Deux hommes ont été abattus devant un bar LGBTQ+ de Tucson, en Arizona, dans la nuit du 31 août. Quelques jours après la fusillade, la police a confirmé ce que la communauté redoutait : il s’agissait d’une attaque ciblée motivée par la haine envers les personnes LGBTQ+. Les enquêteurs ont également découvert que le tireur avait identifié plusieurs autres lieux fréquentés par la communauté.
Vincent Anthony Siqueiros, 42 ans, et Cameron Davis Capara, 33 ans, se trouvaient dans le stationnement du Venture-N, un bar LGBTQ+ de Tucson, lorsqu’un homme armé les a pris pour cible peu après minuit.
Les deux hommes ont été abattus sur place. Le tireur, identifié par la police comme Ousman Ceesay, 44 ans, a ensuite retourné l’arme contre lui. Transporté à l’hôpital, il est mort peu après son arrivée.
Dès les premières heures de l’enquête, la possibilité d’un crime haineux avait été évoquée.

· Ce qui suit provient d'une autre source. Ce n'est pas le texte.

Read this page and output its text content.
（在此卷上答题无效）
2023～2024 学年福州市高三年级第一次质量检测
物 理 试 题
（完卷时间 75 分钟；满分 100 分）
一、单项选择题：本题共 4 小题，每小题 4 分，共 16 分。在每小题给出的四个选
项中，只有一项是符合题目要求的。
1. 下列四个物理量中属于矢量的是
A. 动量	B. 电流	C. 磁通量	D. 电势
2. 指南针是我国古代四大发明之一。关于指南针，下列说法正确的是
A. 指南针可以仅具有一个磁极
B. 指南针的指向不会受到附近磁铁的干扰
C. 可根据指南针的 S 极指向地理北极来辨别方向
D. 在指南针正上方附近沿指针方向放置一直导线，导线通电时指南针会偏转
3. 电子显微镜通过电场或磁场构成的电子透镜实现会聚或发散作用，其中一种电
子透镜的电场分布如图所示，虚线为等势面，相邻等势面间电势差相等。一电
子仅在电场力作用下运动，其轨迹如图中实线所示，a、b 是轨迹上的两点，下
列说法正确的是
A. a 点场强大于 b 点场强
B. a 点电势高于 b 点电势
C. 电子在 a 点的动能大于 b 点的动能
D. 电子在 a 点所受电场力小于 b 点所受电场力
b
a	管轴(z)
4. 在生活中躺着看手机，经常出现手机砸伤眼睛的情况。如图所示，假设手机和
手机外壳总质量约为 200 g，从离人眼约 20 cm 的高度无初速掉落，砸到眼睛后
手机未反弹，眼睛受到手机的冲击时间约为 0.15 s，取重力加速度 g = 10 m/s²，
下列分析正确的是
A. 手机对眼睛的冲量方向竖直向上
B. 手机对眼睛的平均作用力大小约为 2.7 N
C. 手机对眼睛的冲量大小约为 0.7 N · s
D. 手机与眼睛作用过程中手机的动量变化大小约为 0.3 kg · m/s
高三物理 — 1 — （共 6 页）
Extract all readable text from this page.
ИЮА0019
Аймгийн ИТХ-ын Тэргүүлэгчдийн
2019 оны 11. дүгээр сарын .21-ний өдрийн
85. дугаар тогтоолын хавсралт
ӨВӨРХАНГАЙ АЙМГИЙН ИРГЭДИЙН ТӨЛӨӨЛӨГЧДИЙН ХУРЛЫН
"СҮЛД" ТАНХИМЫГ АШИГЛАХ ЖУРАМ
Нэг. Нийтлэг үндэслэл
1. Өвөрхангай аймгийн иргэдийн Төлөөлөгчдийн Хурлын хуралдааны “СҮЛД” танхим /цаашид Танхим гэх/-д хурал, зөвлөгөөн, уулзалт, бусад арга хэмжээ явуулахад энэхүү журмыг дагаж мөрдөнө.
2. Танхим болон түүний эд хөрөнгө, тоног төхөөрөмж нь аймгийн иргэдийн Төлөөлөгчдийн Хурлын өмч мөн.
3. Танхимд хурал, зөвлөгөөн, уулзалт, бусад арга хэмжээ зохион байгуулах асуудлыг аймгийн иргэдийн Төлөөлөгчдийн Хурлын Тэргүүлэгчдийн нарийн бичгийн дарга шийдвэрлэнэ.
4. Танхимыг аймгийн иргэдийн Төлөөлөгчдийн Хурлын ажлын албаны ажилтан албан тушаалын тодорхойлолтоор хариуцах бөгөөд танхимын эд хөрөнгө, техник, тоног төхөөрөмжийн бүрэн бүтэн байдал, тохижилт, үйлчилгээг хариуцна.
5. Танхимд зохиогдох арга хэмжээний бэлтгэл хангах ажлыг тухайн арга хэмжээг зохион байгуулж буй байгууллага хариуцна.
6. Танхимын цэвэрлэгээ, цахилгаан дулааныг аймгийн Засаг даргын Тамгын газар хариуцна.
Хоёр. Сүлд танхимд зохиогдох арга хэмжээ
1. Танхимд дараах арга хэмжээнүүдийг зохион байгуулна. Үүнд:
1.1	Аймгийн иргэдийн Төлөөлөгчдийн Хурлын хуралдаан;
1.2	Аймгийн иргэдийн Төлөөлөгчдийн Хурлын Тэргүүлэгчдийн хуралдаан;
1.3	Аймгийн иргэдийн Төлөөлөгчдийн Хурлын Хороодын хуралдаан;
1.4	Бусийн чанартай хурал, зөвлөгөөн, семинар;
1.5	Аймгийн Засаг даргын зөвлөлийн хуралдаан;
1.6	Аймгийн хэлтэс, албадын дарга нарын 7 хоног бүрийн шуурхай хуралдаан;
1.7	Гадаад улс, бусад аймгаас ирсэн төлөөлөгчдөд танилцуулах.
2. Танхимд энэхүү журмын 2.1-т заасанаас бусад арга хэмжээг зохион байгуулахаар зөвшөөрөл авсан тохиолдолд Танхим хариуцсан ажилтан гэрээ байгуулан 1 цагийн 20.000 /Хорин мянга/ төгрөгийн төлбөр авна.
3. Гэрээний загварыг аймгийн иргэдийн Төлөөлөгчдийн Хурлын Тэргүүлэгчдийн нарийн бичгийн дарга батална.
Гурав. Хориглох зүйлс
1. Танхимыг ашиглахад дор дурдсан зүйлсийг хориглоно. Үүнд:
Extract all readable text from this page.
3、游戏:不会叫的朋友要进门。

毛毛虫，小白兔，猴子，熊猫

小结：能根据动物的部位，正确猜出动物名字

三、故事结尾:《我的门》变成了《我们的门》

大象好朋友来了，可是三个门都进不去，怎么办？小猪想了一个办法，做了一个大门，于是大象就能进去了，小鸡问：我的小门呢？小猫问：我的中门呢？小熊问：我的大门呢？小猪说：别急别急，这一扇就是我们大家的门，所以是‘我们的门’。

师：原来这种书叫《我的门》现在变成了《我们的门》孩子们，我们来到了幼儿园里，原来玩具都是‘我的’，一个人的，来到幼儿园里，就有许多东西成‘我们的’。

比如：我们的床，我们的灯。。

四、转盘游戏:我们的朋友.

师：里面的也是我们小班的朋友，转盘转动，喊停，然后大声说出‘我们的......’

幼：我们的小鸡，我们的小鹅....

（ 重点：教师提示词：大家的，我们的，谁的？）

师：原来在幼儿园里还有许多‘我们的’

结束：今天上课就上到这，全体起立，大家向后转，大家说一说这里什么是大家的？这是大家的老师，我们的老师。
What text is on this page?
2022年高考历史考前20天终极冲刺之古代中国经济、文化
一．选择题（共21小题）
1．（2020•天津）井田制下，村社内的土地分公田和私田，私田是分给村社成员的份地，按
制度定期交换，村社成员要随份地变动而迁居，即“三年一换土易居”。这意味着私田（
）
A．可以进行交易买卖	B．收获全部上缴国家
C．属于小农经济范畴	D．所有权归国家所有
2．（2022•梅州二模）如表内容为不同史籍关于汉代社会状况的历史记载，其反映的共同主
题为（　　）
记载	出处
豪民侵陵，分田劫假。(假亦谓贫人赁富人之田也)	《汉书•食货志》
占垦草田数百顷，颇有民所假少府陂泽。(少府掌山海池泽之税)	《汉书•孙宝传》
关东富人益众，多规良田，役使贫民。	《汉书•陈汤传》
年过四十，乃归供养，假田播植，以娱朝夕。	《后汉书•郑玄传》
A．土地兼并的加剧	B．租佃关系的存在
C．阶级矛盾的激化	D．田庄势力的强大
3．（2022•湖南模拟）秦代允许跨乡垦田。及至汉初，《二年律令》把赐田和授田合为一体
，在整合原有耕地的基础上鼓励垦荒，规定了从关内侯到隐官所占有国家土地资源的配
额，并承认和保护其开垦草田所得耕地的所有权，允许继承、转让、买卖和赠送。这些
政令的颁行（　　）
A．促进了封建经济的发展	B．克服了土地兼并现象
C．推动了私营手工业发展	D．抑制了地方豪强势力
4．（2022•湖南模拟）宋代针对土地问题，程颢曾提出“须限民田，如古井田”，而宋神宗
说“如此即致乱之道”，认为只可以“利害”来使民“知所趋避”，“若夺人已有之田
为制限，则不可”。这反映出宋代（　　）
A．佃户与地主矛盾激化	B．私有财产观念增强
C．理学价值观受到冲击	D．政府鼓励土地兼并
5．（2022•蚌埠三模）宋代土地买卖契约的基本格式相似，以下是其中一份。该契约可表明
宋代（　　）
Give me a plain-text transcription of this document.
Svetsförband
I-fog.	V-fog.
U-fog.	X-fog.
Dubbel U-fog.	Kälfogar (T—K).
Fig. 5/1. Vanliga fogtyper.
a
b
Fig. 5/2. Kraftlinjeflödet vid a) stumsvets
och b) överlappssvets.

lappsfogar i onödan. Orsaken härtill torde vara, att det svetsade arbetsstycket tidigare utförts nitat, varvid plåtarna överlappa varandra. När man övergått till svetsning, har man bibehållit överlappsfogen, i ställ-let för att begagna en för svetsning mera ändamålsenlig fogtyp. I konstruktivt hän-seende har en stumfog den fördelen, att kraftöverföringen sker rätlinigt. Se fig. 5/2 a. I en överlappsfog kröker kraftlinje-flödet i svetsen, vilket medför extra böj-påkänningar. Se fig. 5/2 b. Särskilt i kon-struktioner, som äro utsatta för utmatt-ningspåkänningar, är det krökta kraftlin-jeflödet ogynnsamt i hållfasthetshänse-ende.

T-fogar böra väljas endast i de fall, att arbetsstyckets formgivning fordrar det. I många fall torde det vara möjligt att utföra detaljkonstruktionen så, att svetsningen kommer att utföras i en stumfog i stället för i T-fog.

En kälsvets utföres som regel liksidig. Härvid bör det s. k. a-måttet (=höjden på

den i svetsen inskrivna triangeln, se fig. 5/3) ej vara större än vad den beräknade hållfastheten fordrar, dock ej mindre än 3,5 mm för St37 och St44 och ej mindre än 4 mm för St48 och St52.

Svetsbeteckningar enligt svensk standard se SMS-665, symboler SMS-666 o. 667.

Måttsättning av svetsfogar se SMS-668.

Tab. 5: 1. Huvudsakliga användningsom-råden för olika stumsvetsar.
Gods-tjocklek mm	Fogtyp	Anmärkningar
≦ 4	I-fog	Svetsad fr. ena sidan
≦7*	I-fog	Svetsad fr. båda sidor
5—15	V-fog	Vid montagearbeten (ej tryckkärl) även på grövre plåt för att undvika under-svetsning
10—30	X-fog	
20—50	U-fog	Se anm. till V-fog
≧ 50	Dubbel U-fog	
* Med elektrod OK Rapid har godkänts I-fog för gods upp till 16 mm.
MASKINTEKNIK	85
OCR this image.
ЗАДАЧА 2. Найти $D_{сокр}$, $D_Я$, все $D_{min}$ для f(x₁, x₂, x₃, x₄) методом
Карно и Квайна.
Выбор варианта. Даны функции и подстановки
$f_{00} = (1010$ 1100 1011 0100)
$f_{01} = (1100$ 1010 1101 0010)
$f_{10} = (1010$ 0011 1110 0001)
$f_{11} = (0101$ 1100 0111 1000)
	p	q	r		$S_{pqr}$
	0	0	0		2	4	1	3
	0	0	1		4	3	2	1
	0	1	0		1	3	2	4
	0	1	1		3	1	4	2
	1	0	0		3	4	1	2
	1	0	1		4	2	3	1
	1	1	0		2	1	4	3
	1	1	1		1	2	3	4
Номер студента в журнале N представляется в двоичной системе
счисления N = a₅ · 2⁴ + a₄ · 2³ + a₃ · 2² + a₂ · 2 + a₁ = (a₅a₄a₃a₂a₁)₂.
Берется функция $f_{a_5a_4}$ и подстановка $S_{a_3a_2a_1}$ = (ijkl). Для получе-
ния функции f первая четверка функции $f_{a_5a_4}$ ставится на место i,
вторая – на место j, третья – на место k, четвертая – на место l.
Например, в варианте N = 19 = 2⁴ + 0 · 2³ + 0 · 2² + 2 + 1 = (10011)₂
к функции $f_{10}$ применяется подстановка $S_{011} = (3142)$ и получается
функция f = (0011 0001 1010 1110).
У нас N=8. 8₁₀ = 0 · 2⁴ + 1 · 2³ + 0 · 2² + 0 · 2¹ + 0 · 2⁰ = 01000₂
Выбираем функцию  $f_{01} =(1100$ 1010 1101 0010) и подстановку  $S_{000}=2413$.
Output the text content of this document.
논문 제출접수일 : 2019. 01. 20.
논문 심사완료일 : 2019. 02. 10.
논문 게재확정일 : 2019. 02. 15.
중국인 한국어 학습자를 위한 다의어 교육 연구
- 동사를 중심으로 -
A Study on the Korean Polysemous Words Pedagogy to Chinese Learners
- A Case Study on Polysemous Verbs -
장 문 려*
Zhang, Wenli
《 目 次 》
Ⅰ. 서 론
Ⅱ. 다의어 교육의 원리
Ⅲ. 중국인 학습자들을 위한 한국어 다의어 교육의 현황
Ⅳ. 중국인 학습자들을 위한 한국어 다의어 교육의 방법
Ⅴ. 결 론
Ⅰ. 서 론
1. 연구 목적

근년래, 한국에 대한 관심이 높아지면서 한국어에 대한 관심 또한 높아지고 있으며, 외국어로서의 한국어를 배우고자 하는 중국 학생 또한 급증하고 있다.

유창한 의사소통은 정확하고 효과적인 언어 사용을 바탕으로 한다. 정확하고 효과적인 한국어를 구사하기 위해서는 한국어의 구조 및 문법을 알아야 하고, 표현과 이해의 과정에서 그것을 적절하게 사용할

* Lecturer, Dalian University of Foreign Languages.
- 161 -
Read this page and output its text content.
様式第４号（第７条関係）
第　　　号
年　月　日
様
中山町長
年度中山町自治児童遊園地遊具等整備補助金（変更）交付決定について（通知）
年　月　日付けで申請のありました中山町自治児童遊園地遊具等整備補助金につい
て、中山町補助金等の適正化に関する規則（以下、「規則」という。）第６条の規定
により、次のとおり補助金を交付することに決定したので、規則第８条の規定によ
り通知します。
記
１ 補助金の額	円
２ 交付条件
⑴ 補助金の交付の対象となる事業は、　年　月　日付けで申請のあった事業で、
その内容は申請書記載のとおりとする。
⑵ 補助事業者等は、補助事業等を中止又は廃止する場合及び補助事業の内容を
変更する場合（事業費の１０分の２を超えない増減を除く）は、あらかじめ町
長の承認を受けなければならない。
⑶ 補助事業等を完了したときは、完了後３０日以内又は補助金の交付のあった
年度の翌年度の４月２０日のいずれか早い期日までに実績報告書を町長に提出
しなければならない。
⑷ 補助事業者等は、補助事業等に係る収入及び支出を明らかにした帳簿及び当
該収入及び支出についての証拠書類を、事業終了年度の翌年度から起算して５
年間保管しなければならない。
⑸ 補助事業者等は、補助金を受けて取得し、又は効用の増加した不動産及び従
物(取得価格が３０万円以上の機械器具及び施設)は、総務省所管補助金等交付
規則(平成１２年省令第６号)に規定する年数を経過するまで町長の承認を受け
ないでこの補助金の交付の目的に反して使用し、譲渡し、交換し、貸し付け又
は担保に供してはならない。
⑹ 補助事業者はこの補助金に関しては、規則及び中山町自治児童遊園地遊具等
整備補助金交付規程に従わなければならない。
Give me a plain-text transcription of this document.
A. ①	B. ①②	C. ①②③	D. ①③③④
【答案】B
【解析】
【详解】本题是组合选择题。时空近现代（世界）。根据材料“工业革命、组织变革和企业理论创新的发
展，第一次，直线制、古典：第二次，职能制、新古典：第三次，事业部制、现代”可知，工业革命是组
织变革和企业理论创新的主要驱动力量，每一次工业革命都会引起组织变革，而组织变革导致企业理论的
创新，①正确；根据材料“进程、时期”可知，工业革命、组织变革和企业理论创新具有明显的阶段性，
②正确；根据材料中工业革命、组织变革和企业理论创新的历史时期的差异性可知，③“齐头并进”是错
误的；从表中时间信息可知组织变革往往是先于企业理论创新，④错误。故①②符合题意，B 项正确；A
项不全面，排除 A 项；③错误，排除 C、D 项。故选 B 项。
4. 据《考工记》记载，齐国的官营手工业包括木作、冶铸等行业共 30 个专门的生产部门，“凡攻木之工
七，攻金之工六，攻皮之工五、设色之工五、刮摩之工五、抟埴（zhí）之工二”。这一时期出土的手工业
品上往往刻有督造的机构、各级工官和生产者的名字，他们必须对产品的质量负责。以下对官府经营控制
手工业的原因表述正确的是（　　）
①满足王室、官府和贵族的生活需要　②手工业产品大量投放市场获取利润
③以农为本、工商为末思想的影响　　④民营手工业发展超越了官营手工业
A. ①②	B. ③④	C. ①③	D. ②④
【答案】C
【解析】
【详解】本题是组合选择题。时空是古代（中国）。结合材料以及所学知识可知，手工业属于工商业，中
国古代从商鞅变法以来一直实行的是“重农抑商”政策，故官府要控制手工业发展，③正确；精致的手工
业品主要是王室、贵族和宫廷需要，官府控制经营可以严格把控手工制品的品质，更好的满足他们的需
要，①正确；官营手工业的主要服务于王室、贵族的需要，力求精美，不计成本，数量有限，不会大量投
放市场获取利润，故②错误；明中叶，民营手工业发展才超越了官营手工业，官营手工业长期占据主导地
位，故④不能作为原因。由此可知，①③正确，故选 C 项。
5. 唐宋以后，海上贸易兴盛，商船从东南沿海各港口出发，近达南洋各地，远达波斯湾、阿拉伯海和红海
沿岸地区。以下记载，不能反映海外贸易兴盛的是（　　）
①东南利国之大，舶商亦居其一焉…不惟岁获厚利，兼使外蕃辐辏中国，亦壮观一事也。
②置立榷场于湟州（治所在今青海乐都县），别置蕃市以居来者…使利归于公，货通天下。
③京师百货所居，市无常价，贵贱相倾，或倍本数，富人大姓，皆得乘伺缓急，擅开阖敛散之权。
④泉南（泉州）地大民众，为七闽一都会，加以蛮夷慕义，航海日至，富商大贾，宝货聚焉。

Le 2 septembre, la police de Tucson a confirmé que la fusillade constituait une attaque ciblée contre la communauté LGBTQ+.
D’autres lieux LGBTQ+ auraient pu être visés
La perquisition du domicile du tireur a permis aux enquêteurs de découvrir une note dans laquelle il indiquait avoir agi seul et présentait son geste comme une attaque motivée par sa haine des personnes LGBTQ+.
Plus inquiétant encore, les policiers ont retrouvé une liste de plusieurs autres commerces et lieux associés à la communauté LGBTQ+ de Tucson.
Les autorités ont depuis renforcé les patrouilles autour des établissements concernés et communiqué avec leurs responsables.
Selon les premiers éléments de l’enquête, le tireur ne connaissait pas Vincent Siqueiros et Cameron Capara. Il n’aurait pas non plus cherché à entrer au Venture-N. Il aurait plutôt confronté directement les deux hommes dans le stationnement avant d’ouvrir le feu.
La maire de Tucson, Regina Romero, a dénoncé une « attaque directe et dévastatrice » contre la communauté LGBTQ+ de sa ville. La cheffe de police Monica Prieto a également condamné les crimes motivés par les préjugés.
Vincent et Cameron
Derrière le caractère particulièrement brutal de l’attaque, il y a surtout deux hommes dont les familles et les proches tentent maintenant de raconter la vie autrement que par les circonstances de leur mort.
Vincent Siqueiros travaillait dans le milieu de la restauration. Sa sœur se souvient d’un homme drôle, doux et aimant, qui se liait facilement avec les autres et entretenait une relation particulièrement étroite avec ses neveux et nièces.
Cameron Capara était quant à lui passionné de photographie. Il aimait notamment photographier les manifestations et les mobilisations politiques. Sa mère le décrit comme un homme attentionné, ouvert aux autres et qui refusait de juger les gens.
Apprendre que son fils aurait été tué simplement parce qu’il était gai lui est insupportable.
Pour les habitué·es du Venture-N, la violence du geste frappe également par le lieu où elle s’est produite. Comme tant de bars LGBTQ+, l’établissement représente beaucoup plus qu’un endroit où prendre un verre. Il fait partie de ces espaces où des personnes peuvent se rencontrer, créer des liens et se retrouver entre elles avec le sentiment d’être en sécurité. Cette fois, la haine les attendait à quelques pas de la porte.
Un douloureux écho à l’histoire de Tucson
Le double meurtre ravive également un épisode marquant de l’histoire LGBTQ+ de la ville. En 1976, Richard Heakin, un jeune homme gai de 21 ans, avait été battu à mort après être sorti d’un bar de Tucson. Son meurtre avait profondément bouleversé la communauté et contribué à sa mobilisation, puis à la naissance de ce qui allait devenir Tucson Pride.
Cinquante ans plus tard, une nouvelle attaque homophobe vient donc endeuiller la ville.
Depuis la fusillade, des fleurs et des messages ont été déposés devant le Venture-N en mémoire de Vincent Siqueiros et Cameron Capara. Deux noms qu’il importe de retenir au-delà des statistiques sur les crimes haineux.
Parce qu’entrer dans un bar LGBTQ+, en sortir ou simplement discuter avec quelqu’un dans son stationnement devrait être un geste parfaitement banal. Jamais une raison de craindre pour sa vie.